The Comeback God Wrote for the Woman Who Thought Her Story Was Over

The Story

Picture a woman sitting at her kitchen table in the early hours of the morning, long before the world wakes up. Around her are the quiet reminders of years she cannot get back — a marriage that ended in heartbreak, a career that crumbled, a faith that grew cold during a decade of unanswered prayers. She does not feel dramatic about it. She simply feels finished. The pages of her story, she has decided, are spent. Whatever God had planned for someone else’s life, surely it could not still apply to hers. The best chapters, she believes, have already been written — and they were not very good.

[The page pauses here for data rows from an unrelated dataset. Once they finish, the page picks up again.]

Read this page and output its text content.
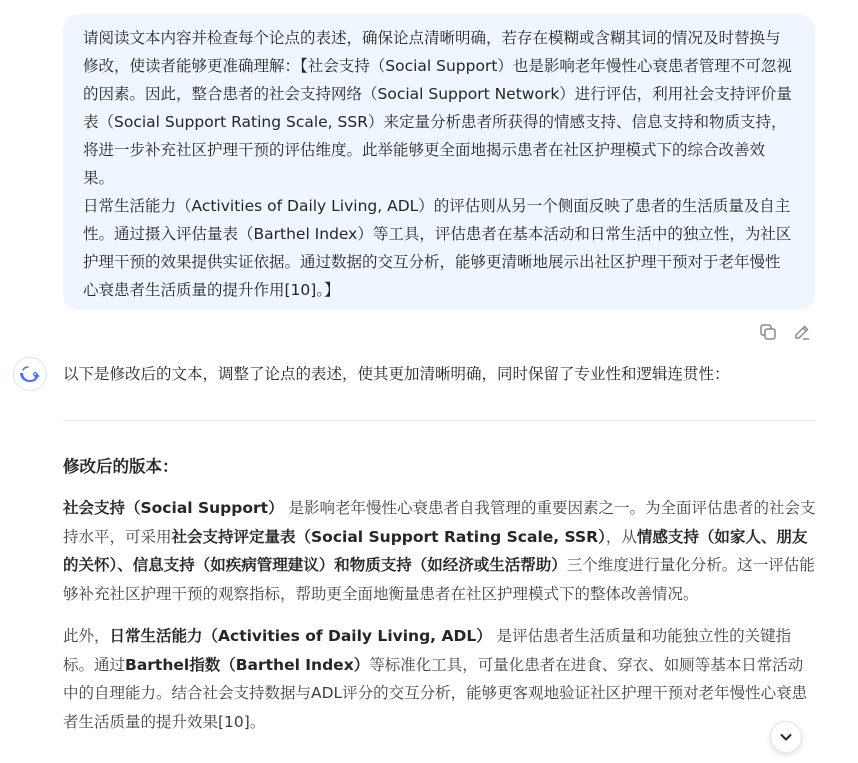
请阅读文本内容并检查每个论点的表述，确保论点清晰明确，若存在模糊或含糊其词的情况及时替换与修改，使读者能够更准确理解：【社会支持（Social Support）也是影响老年慢性心衰患者管理不可忽视的因素。因此，整合患者的社会支持网络（Social Support Network）进行评估，利用社会支持评价量表（Social Support Rating Scale, SSR）来定量分析患者所获得的情感支持、信息支持和物质支持，将进一步补充社区护理干预的评估维度。此举能够更全面地揭示患者在社区护理模式下的综合改善效果。

日常生活能力（Activities of Daily Living, ADL）的评估则从另一个侧面反映了患者的生活质量及自主性。通过摄入评估量表（Barthel Index）等工具，评估患者在基本活动和日常生活中的独立性，为社区护理干预的效果提供实证依据。通过数据的交互分析，能够更清晰地展示出社区护理干预对于老年慢性心衰患者生活质量的提升作用[10]。】

以下是修改后的文本，调整了论点的表述，使其更加清晰明确，同时保留了专业性和逻辑连贯性：
修改后的版本：
社会支持（Social Support） 是影响老年慢性心衰患者自我管理的重要因素之一。为全面评估患者的社会支持水平，可采用社会支持评定量表（Social Support Rating Scale, SSR），从情感支持（如家人、朋友的关怀）、信息支持（如疾病管理建议）和物质支持（如经济或生活帮助）三个维度进行量化分析。这一评估能够补充社区护理干预的观察指标，帮助更全面地衡量患者在社区护理模式下的整体改善情况。
此外，日常生活能力（Activities of Daily Living, ADL） 是评估患者生活质量和功能独立性的关键指标。通过Barthel指数（Barthel Index）等标准化工具，可量化患者在进食、穿衣、如厕等基本日常活动中的自理能力。结合社会支持数据与ADL评分的交互分析，能够更客观地验证社区护理干预对老年慢性心衰患者生活质量的提升效果[10]。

If you have ever sat at that table — physically or in your spirit — this post is for you. Because God restores the years the locusts have eaten, and He does it in ways that leave us breathless.

The Biblical Truth

“I will repay you for the years the locusts have eaten — the great locust and the young locust, the other locusts and the locust swarm — my great army that I sent among you.” Joel 2:25

Joel 2:25 arrives in the middle of one of the most devastating scenes in all of Scripture. The people of Israel had watched swarm after swarm of locusts strip their land bare — their crops devoured, their harvests ruined, their hopes reduced to dust. It was not a minor setback. It was total, humiliating, generation-spanning loss. And yet into that silence, God speaks a promise so audacious it barely seems believable: I will repay you. Not merely return. Not simply restore to how things were. Repay — with interest, with abundance, with the kind of generosity that only a God outside of time could possibly offer.

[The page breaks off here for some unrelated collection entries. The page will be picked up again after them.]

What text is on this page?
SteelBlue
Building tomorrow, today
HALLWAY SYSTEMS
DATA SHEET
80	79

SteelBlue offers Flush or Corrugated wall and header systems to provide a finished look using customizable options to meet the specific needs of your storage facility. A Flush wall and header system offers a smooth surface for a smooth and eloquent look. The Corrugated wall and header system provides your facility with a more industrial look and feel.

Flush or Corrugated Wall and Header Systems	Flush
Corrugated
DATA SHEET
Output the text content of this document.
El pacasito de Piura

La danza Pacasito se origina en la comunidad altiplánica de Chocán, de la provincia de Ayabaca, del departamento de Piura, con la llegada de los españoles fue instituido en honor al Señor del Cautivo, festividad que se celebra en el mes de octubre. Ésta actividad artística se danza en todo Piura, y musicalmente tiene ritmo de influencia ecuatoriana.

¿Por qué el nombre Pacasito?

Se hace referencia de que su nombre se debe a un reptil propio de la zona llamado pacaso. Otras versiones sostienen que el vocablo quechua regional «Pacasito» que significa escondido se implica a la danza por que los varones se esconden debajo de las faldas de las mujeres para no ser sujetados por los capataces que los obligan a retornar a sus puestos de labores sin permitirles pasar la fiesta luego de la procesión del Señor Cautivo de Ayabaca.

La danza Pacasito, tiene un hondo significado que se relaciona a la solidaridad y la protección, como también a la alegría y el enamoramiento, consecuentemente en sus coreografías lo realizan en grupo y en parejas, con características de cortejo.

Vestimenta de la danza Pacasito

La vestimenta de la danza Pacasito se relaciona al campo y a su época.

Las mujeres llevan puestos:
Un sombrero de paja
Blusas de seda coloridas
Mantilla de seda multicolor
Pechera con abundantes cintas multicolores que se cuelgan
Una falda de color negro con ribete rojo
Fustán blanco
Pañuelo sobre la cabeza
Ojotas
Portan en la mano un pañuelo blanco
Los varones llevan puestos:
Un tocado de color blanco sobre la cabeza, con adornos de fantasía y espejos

This is the breathtaking nature of our God. He does not look at the years you have lost — to addiction, to grief, to poor decisions, to circumstances entirely beyond your control — and shrug. He looks at those years and calls them redeemable. More than that, He calls them His to restore. The promise in Joel is not given to people who had it all together. It is given to a people undone by disaster. That is precisely the kind of person God loves to write a comeback for.

Living It Out

Trusting that God restores the years the locusts have eaten requires a very particular kind of courage — the courage to believe that your story is not yet over simply because a chapter was painful. It means releasing the mental arithmetic we so often do, tallying up the wasted years and concluding there is not enough time left for anything meaningful. God is not bound by that arithmetic. He restored Job’s latter years so abundantly that Scripture says they exceeded his former ones (Job 42:12). He turned a murderer named Paul into the most prolific apostle in history. He raised His own Son from the dead. Time, in His hands, is not a diminishing resource. It is a canvas.

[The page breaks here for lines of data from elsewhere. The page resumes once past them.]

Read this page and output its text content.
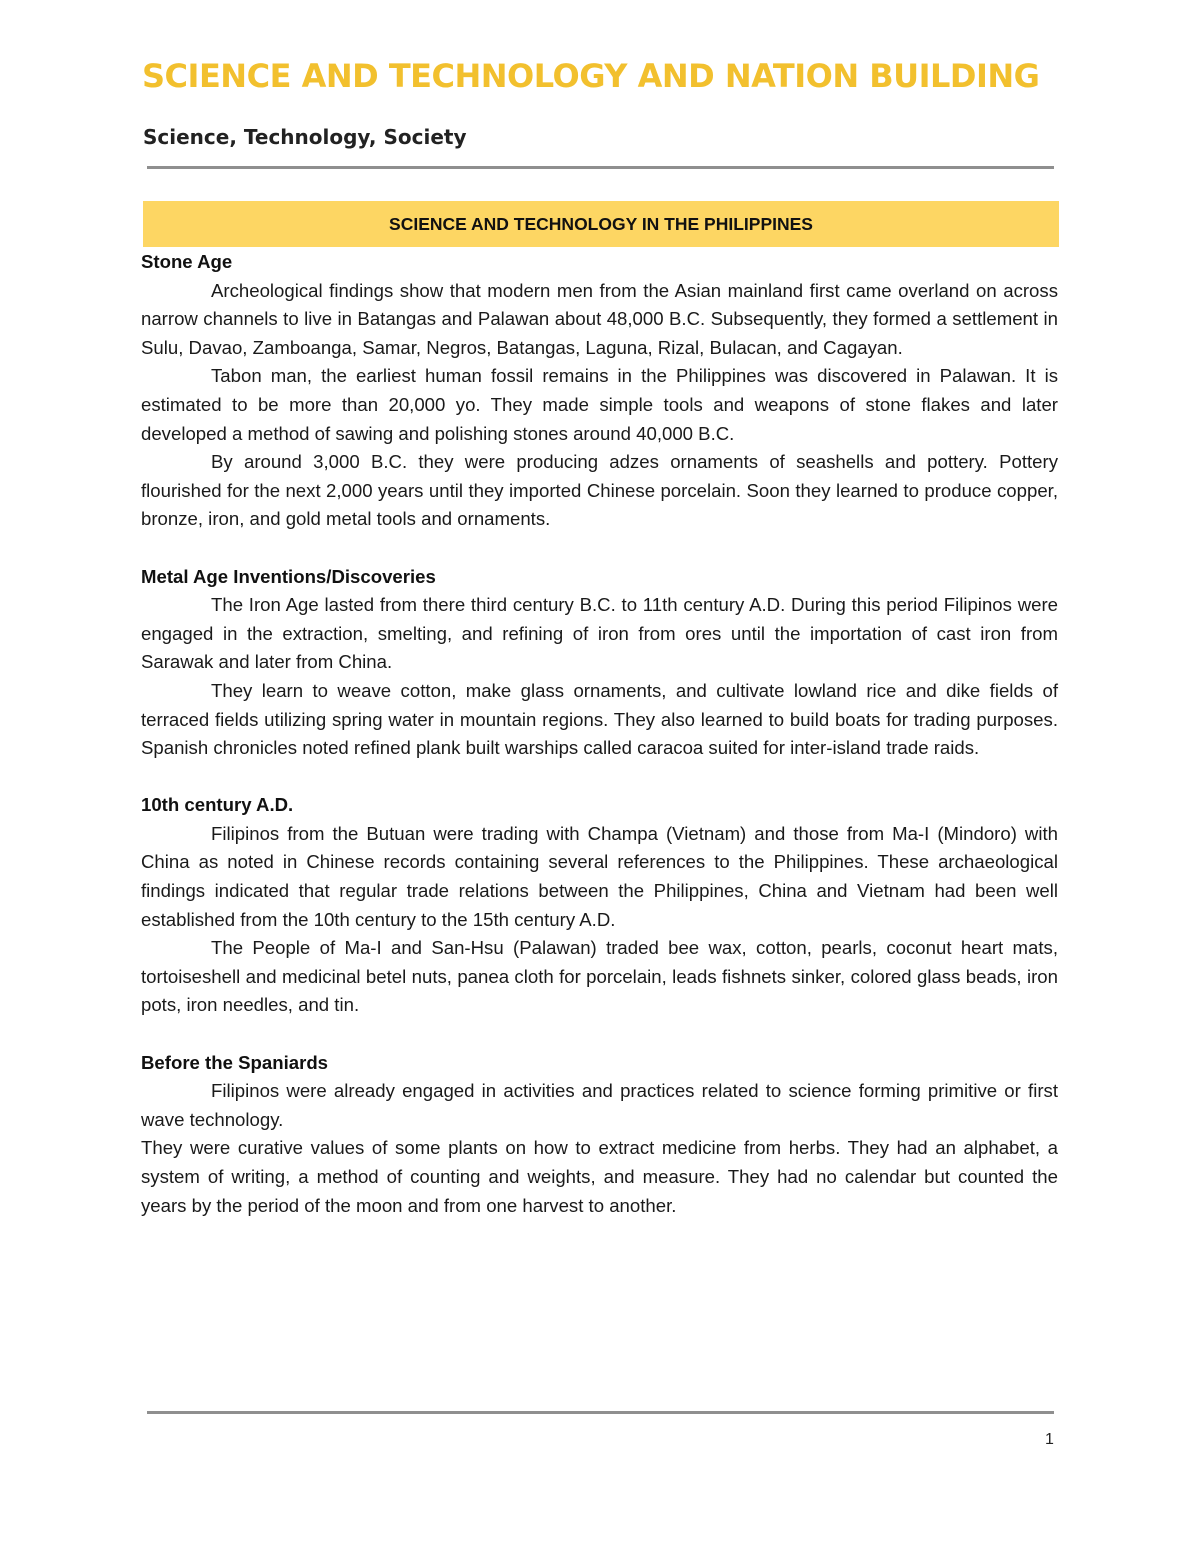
SCIENCE AND TECHNOLOGY AND NATION BUILDING
Science, Technology, Society
SCIENCE AND TECHNOLOGY IN THE PHILIPPINES
Stone Age

Archeological findings show that modern men from the Asian mainland first came overland on across narrow channels to live in Batangas and Palawan about 48,000 B.C. Subsequently, they formed a settlement in Sulu, Davao, Zamboanga, Samar, Negros, Batangas, Laguna, Rizal, Bulacan, and Cagayan.

Tabon man, the earliest human fossil remains in the Philippines was discovered in Palawan. It is estimated to be more than 20,000 yo. They made simple tools and weapons of stone flakes and later developed a method of sawing and polishing stones around 40,000 B.C.

By around 3,000 B.C. they were producing adzes ornaments of seashells and pottery. Pottery flourished for the next 2,000 years until they imported Chinese porcelain. Soon they learned to produce copper, bronze, iron, and gold metal tools and ornaments.

Metal Age Inventions/Discoveries

The Iron Age lasted from there third century B.C. to 11th century A.D. During this period Filipinos were engaged in the extraction, smelting, and refining of iron from ores until the importation of cast iron from Sarawak and later from China.

They learn to weave cotton, make glass ornaments, and cultivate lowland rice and dike fields of terraced fields utilizing spring water in mountain regions. They also learned to build boats for trading purposes. Spanish chronicles noted refined plank built warships called caracoa suited for inter-island trade raids.

10th century A.D.

Filipinos from the Butuan were trading with Champa (Vietnam) and those from Ma-I (Mindoro) with China as noted in Chinese records containing several references to the Philippines. These archaeological findings indicated that regular trade relations between the Philippines, China and Vietnam had been well established from the 10th century to the 15th century A.D.

The People of Ma-I and San-Hsu (Palawan) traded bee wax, cotton, pearls, coconut heart mats, tortoiseshell and medicinal betel nuts, panea cloth for porcelain, leads fishnets sinker, colored glass beads, iron pots, iron needles, and tin.

Before the Spaniards

Filipinos were already engaged in activities and practices related to science forming primitive or first wave technology.

They were curative values of some plants on how to extract medicine from herbs. They had an alphabet, a system of writing, a method of counting and weights, and measure. They had no calendar but counted the years by the period of the moon and from one harvest to another.

1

Practically, this might mean returning to the dream you quietly buried, the ministry you felt disqualified from, or the relationship with God you allowed to go cold. It means showing up — imperfectly, tremblingly — and handing Him the pen. Not because you have earned restoration, but because He has promised it. The woman at that kitchen table does not need to have answers. She simply needs to open her hands. Restoration in God’s economy rarely looks like rewinding the clock. It looks like something new being built on the very ground where the locusts once fed.

You Are Not Alone

Whatever has been stripped away in your life — whatever seasons have left you feeling hollowed out and behind — Jesus stands at the centre of your unfinished story. He is the one who took the most devastating loss in all of history, the cross, and turned it into the greatest victory the world has ever known. He is intimately acquainted with ruin, and He is gloriously acquainted with resurrection. You are not too late. Your story is not too broken. And you are never, ever alone in it.

Prayer

Lord, I confess that I have sometimes believed the lie that my story is over — that the years lost to pain and regret are simply gone, beyond Your reach. Forgive me for the smallness of that thinking. You are the God who repays, who restores, who takes the barren and makes it bloom. Today I hand You the pen of my unfinished story. Write something beautiful, Lord — not for my glory, but for Yours. I trust You with every page still to come. In the redeeming name of Jesus, amen.